Ou bien, il l'adaptait en fonction de la personne en face : si réceptive, aucune tentative de séduction n'était fournie, il la baisait, la jetait aussi sec. Certains pensaient susciter un intérêt quelconque, que j'imaginais purement physique. Commençait alors une sorte de duel à qui prendrait le dessus ; heureusement pour son ego caressé, c'était toujours lui, le dominant. D'autres, plus rares croyaient qu'il tomberait dans le piège de l'amour et pendant un infime instant, il entretenait l'illusion. Dans ce jeu qu'il avait lui-même inventé, il n'abdiquait jamais jusqu'à la victoire.

Excepté avec moi. Je n'avais rien de plus que ces mâles en rut qu'il utilisait et chevauchait à tout va ; pourtant, à chacune de nos interactions, il se laissait posséder, tout en me rappelant ensuite l'effet temporaire de cette faiblesse.

Je soupirai, fatigué de ne pouvoir le quitter des yeux. Je voulais simplement lui parler, il me suffisait de foncer droit vers lui, il m'accorderait l'autre moitié de son attention, assez pour ce que je comptais dire. Cependant, probablement parce que je désirais graver la finalité de cette fausse parade, je restai en retrait, me remémorant ce moment où tous les efforts, tous les conseils, ne servirent à rien.


J'étais incapable de me focaliser sur ce qui se passait autour de moi, les éclats de voix, les rires, les discussions de-ci, de-là, tout me parvenait dans un borborygme recouvert, indéchiffrable. J'arrivais même à faire abstraction de la brûlure des rayons chauds sur ma peau, en ce début d'après-midi. Rien ne m'atteignait, à cet instant, tout mon être concentré sur cette silhouette que j'évitais depuis six mois, aujourd'hui devant moi. Ses cheveux cendrés en batailles, ses yeux carmin, son impressionnante musculature affichée sans vergogne, tout chez lui donnait des complexes, suscitait le désir.

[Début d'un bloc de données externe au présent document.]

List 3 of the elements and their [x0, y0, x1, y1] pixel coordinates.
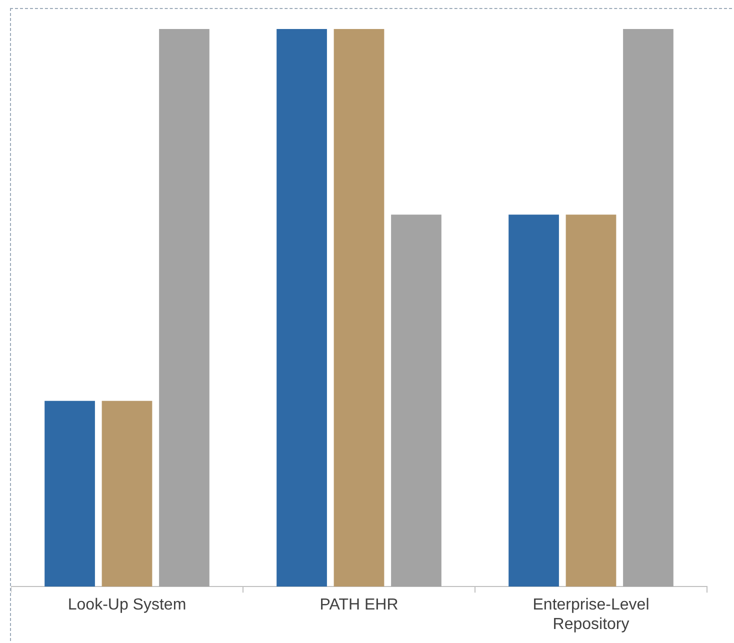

D'autres avaient au moins la décence de dissimuler leurs torses sous un vêtement, à part cet idiot, bien sûr. Une provocation calculée, à laquelle je ne pouvais résister, mes instincts les plus pervers, que je croyais pourtant enterrés, réveillés par cette simple image.

Il ne perdait pas une miette de ma réaction, poussée à sa limite quand il recueillit du bout de la langue les restes de coca laissés sur ses lèvres avec une lenteur délibérée. Il s'amusait à mes dépens, l'imbécile. Je le détestais autant que je maudissais mon propre corps de la réponse immédiate qu'il envoyait.

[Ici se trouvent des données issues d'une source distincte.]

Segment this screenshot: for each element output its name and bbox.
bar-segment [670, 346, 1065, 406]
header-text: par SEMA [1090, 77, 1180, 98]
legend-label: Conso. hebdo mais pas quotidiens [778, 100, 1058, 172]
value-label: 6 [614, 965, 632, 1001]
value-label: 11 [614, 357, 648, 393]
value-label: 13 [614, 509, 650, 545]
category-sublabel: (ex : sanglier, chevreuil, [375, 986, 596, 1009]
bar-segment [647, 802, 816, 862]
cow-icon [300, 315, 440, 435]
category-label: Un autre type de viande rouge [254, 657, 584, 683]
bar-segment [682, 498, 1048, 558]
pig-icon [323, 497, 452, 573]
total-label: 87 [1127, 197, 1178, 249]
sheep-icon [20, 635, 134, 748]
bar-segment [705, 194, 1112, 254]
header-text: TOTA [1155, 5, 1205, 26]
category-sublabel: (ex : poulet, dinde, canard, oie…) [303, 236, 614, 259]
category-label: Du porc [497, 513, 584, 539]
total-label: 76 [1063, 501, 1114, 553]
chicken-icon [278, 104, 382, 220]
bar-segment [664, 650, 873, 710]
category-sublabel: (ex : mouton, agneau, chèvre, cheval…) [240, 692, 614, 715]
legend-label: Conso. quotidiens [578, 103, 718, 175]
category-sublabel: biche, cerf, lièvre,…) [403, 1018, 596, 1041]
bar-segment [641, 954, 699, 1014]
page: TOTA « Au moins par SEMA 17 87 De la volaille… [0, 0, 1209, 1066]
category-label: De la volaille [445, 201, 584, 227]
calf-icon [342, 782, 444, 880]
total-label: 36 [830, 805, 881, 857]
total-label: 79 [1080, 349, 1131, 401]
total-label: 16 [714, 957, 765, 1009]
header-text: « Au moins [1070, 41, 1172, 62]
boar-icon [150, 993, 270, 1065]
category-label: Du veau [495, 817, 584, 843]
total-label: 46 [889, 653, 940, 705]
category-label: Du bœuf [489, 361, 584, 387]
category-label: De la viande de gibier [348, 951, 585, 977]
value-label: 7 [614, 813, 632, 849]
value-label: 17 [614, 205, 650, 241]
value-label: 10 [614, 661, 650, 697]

Si Shōto ne se trouvait pas à mes côtés, à discuter avec mon âme sœur au féminin qui le harcelait de questions, la fuite aurait été une option. Néanmoins, trop conscient de cet effort incommensurable qu'il effectuait à ma demande, je me forçais à ne pas bouger. Mes yeux toutefois ne fixaient que l'homme en face de moi.

Je crus que le monde s'écroulait sous mes pieds, lorsque dans la petite foule, je reconnus sa silhouette élancée. Instinctivement, j'avais reculé, effrayé de retourner à cet état, dont je n'étais pas encore tout à fait sortit. En face de moi, un simple « Salut Deku » fut prononcé, mais je lisais dans son regard toute sa perfidie, son plaisir à peine dissimulé de me tourmenter. Une fois certain que je reçus le message de sa venue, il avait rejoint les autres membres du groupe, également présents.